Thanks for the help!

回答1:

Currently I'm using immediate mode for drawing, but obviously this is too slow for anything but the simplest scenes.

I disagree. Unless you are drawing a lot of tiles (tens of thousands per frame), immediate mode should be just fine for you.

The key is something you will have to be doing to get good performance anyway: texture atlases. All of your tiles should be stored in a single texture. You use texture coordinate to pull different tiles out of that texture when rendering. So if this is what your render loop looks like now:

for(tile in tileList) //Pseudocode. Not actual C++
{
    glBindTexture(GL_TEXTURE_2D, tile.texture);
    glBegin(GL_QUADS);
        glTexCoord2f(0.0f, 0.0f);
        glVertex2fv(tile.lowerLeft);
        glTexCoord2f(0.0f, 1.0f);
        glVertex2fv(tile.upperLeft);
        glTexCoord2f(1.0f, 1.0f);
        glVertex2fv(tile.upperRight);
        glTexCoord2f(1.0f, 0.0f);
        glVertex2fv(tile.lowerRight);
    glEnd();
}

You can convert it into this:

glBindTexture(GL_TEXTURE_2D, allTilesTexture);
glBegin(GL_QUADS);
for(tile in tileList) //Still pseudocode.
{
    glTexCoord2f(tile.texCoord.lowerLeft);
    glVertex2fv(tile.lowerLeft);
    glTexCoord2f(tile.texCoord.upperLeft);
    glVertex2fv(tile.upperLeft);
    glTexCoord2f(tile.texCoord.upperRight);
    glVertex2fv(tile.upperRight);
    glTexCoord2f(tile.texCoord.lowerRight);
    glVertex2fv(tile.lowerRight);
}
glEnd();

If you are already using a texture atlas and still aren't getting acceptable performance, then you can move on to buffer objects and the like. But you won't get any better performance from buffer objects if you don't do this first.

If all of your tiles cannot fit into a single texture, then you will need to do one of two things: use multiple textures (rendering as many tiles with each texture in one glBegin/glEnd pair as possible), or use a texture array. Texture arrays are available in OpenGL 3.0-level hardware only. That means any Radeon HDxxxx or GeForce 8xxxx or better.

You mentioned that you sometimes render "features" on top of tiles. These features likely use blending and different glTexEnv modes from regular tiles. In this case, you need to find ways to group similar features into a single glBegin/glEnd pair.

As you may be gathering from this, the key to performance is minimizing the number of times you call glBindTexture and glBegin/glEnd.
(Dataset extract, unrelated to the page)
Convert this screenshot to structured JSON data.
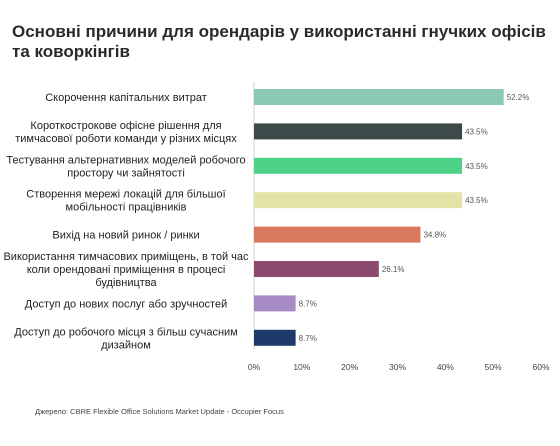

Do as much work as possible in each glBegin/glEnd.

If you wish to proceed with a buffer-based approach (and you should only bother if the texture atlas approach didn't get your performance up to par), it's fairly simple. Put all of your tile "chunks" into a single buffer object. Don't make a buffer for each one; there's no real reason to do so, and 40x40 tiles worth of vertex data is only 12,800 bytes. You can put 81 such chunks in a single 1MB buffer. This way, you only have to call glBindBuffer for your terrain. Which again, saves you performance.
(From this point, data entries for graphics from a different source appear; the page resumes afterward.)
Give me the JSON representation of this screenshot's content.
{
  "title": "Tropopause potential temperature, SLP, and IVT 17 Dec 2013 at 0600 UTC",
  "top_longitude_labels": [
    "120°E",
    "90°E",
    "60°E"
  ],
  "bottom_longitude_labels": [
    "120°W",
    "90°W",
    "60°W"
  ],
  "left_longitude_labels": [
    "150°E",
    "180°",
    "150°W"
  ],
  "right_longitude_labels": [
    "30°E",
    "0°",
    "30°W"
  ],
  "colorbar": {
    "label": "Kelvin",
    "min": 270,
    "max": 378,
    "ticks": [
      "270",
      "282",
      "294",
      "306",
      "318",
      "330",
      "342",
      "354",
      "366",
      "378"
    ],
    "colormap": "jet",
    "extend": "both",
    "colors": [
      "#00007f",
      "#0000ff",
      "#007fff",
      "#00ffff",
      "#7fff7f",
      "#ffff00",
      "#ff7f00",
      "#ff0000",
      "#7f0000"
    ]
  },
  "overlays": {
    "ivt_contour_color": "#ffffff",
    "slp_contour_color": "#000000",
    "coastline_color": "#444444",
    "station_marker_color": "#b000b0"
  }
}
I would need to know more about these "features" you sometimes use to suggest a way to optimize them. But as for dynamic buffers, I wouldn't worry. Just use glBufferSubData to update the part of the buffer in question. If this turns out to be slow, there are several options for making it faster that you can employ. But you shouldn't bother unless you know that it is necessary, since they're complex.

Sprites are probably something that benefits the absolute least from a buffer object approach. There's really nothing to be gained by it over immediate mode. Even if you're rendering hundreds of them, each one will have its own transformation matrix. Which means that each one will have to be a separate draw call. So it may as well be glBegin/glEnd.